FIGURE 4.

Autophagy participates in progesterone production and lipid droplet metabolism upon FSH treatment in porcine GC mass. (A) Specific inhibitors of autophagy (chloroquine; 10 μM), PI3K/AKT (LY294002; 10 μM), and SAPK/JNK (SP600125; 10 μM) were added 1 h before treatment with 0.01 IU/mL FSH for 24 h in GC mass. The cells and culture medium were collected separately. The total proteins were extracted from the cells and quantified using the BCA method. The concentration of progesterone in the culture medium was analyzed using radioimmunoassay. The relative progesterone level in the culture medium was calculated as ng/μg protein. Different superscripts (a, b, c) indicate significant differences (P < 0.05) (B) Specific inhibitors of autophagy (chloroquine; 10 μM), PI3K/AKT (LY294002; 10 μM), and SAPK/JNK (SP600125; 10 μM) were added 1 h before treatment with 0.01 IU/ml FSH for 24 h in GC mass.
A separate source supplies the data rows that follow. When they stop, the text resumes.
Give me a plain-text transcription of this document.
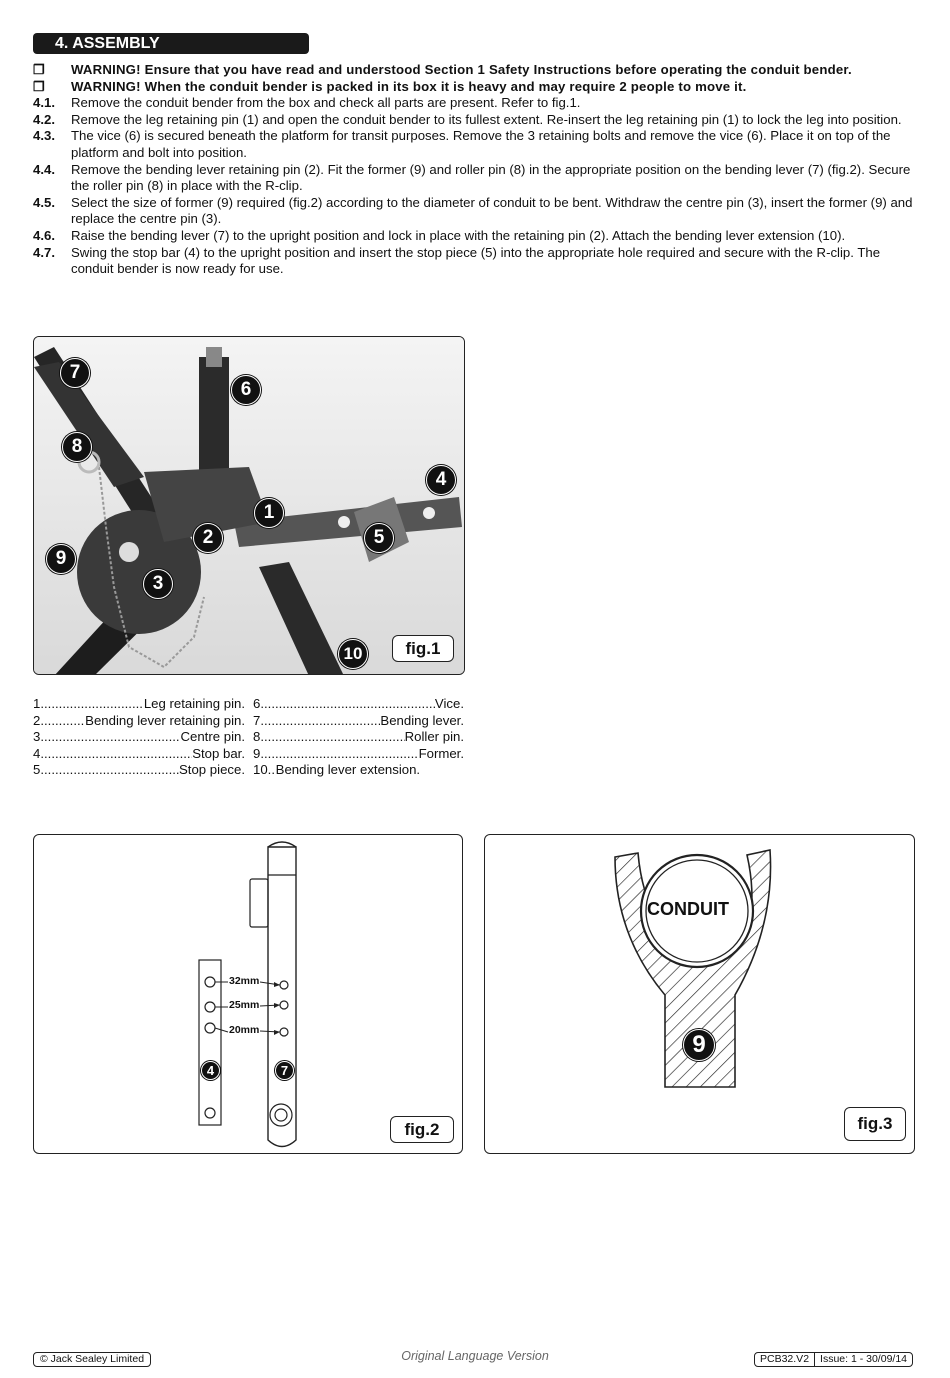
4. ASSEMBLY
❐ WARNING! Ensure that you have read and understood Section 1 Safety Instructions before operating the conduit bender.
❐ WARNING! When the conduit bender is packed in its box it is heavy and may require 2 people to move it.
4.1. Remove the conduit bender from the box and check all parts are present. Refer to fig.1.
4.2. Remove the leg retaining pin (1) and open the conduit bender to its fullest extent. Re-insert the leg retaining pin (1) to lock the leg into position.
4.3. The vice (6) is secured beneath the platform for transit purposes. Remove the 3 retaining bolts and remove the vice (6). Place it on top of the platform and bolt into position.
4.4. Remove the bending lever retaining pin (2). Fit the former (9) and roller pin (8) in the appropriate position on the bending lever (7) (fig.2). Secure the roller pin (8) in place with the R-clip.
4.5. Select the size of former (9) required (fig.2) according to the diameter of conduit to be bent. Withdraw the centre pin (3), insert the former (9) and replace the centre pin (3).
4.6. Raise the bending lever (7) to the upright position and lock in place with the retaining pin (2). Attach the bending lever extension (10).
4.7. Swing the stop bar (4) to the upright position and insert the stop piece (5) into the appropriate hole required and secure with the R-clip. The conduit bender is now ready for use.
7
6
8
4
1
2	5
9
3
10	fig.1
1 .....	Leg retaining pin.
2 .....	Bending lever retaining pin.
3 .....	Centre pin.
4 .....	Stop bar.
5 .....	Stop piece.
6 .....	Vice.
7 .....	Bending lever.
8 .....	Roller pin.
9 .....	Former.
10 ..... Bending lever extension.
32mm
25mm
20mm
4	7
fig.2
CONDUIT
9
fig.3
© Jack Sealey Limited	Original Language Version	PCB32.V2 Issue: 1 - 30/09/14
Total RNA was extracted from the cells, reverse transcribed to cDNA, and analyzed by real-time PCR with primers against beclin1, StAR, and P450scc. (C) Adherent granulosa cells of the porcine ovary were cultured in DMEM/F12 serum-free medium with or without oleic acid (0.5 mM) for 12 h, and then cultured in DMEM/F12 serum-free medium with FSH (0.01 IU/mL) or with FSH and OA (0.5 mM) for 24 h. β-actin, LC3-II, and Beclin 1 levels were detected by western blotting. (D) BODIPY 493/503 LD staining of adherent granulosa cells after treatment with OA and FSH; Hoechst 33342 staining of the cell nuclei, Bars: 30 μm. (E) The average number of LDs per granulosa cell in the OA and OA + FSH groups. (F) The average size of LDs per granulosa cell in the OA and OA + FSH groups. Five visual regions were used for statistics. ^∗, P < 0.05, ^∗∗, P < 0.01.